If the benchmarks are even, is there a reason to use the more specific
structure rather than the general one? I don't know if Enum being
"more complex" outweighs the benefits of it being "more general" (if
the EnumMap matches IntMap for speed).

Thoughts?

On Sat, Aug 8, 2009 at 6:11 PM, Henning
Thielemann<lemming at henning-thielemann.de> wrote:
>
> On Sat, 8 Aug 2009, John Van Enk wrote:
>
>> That's originally how I was thinking about doing it, but I think that
>> requires one to re-implement all the functions available in
>> Data.IntMap as simple wrappers that do the toEnum/fromEnum conversion.

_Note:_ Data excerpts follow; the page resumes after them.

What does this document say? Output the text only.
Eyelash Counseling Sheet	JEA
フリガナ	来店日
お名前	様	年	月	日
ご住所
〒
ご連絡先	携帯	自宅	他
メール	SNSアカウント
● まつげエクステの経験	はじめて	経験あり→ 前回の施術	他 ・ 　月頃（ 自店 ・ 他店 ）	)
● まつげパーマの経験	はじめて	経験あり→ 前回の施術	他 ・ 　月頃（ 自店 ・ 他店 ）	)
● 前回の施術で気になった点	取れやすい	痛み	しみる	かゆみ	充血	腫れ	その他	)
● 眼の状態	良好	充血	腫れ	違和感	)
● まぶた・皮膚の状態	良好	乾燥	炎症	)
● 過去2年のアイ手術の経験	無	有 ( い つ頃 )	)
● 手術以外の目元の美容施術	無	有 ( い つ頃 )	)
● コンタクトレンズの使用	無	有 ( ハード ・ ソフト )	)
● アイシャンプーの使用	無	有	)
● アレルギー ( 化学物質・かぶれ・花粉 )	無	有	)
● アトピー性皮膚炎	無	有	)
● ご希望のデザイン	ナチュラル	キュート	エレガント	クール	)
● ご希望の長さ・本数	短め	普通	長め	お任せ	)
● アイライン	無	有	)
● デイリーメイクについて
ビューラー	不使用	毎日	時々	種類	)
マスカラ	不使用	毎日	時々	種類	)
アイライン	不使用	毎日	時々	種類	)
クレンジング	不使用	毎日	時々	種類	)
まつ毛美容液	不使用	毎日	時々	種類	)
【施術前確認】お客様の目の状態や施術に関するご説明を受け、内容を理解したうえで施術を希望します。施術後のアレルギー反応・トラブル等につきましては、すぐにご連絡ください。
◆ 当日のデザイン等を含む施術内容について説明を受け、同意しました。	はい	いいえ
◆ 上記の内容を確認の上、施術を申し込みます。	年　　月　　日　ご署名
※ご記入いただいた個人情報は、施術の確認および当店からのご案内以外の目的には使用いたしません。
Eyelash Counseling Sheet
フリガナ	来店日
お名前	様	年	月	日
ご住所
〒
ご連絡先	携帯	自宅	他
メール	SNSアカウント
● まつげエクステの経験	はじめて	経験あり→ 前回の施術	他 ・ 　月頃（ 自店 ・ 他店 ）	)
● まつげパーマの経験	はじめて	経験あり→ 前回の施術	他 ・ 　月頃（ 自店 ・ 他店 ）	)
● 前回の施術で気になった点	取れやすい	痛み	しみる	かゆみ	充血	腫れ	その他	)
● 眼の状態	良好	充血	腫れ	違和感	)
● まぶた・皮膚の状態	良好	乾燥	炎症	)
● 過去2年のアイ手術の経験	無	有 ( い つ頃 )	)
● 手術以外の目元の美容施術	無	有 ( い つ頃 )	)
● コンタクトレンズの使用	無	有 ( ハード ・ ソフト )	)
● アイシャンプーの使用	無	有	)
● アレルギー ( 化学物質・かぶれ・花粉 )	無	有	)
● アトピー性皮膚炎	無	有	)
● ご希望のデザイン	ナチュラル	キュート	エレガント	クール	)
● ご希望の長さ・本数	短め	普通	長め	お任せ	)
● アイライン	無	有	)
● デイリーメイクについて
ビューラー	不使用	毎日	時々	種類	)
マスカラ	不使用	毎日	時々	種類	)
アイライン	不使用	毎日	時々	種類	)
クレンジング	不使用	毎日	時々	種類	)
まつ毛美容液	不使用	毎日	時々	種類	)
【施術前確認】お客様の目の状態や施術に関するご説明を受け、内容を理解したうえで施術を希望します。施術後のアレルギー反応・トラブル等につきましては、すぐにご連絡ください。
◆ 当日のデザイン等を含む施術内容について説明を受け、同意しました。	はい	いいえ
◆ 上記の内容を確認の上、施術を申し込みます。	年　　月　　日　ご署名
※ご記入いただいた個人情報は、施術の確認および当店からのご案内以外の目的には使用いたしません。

>> I think making it into its own module is a little cleaner. The
>> conversion from EnumMap to IntMap is substantially cleaner than from
>> IntMap to EnumMap:
>>
>>> type IntMap v = EnumMap Int v
>
> Can you implement EnumMap in terms of the Enum methods, without many
> conversions to Int? I mean, if you often convert to Int and back then you
> could achieve the same on top of IntMap. Generally I prefer the strategy
> "from simple to complex". I consider Enum to be a "wrapper" around Int.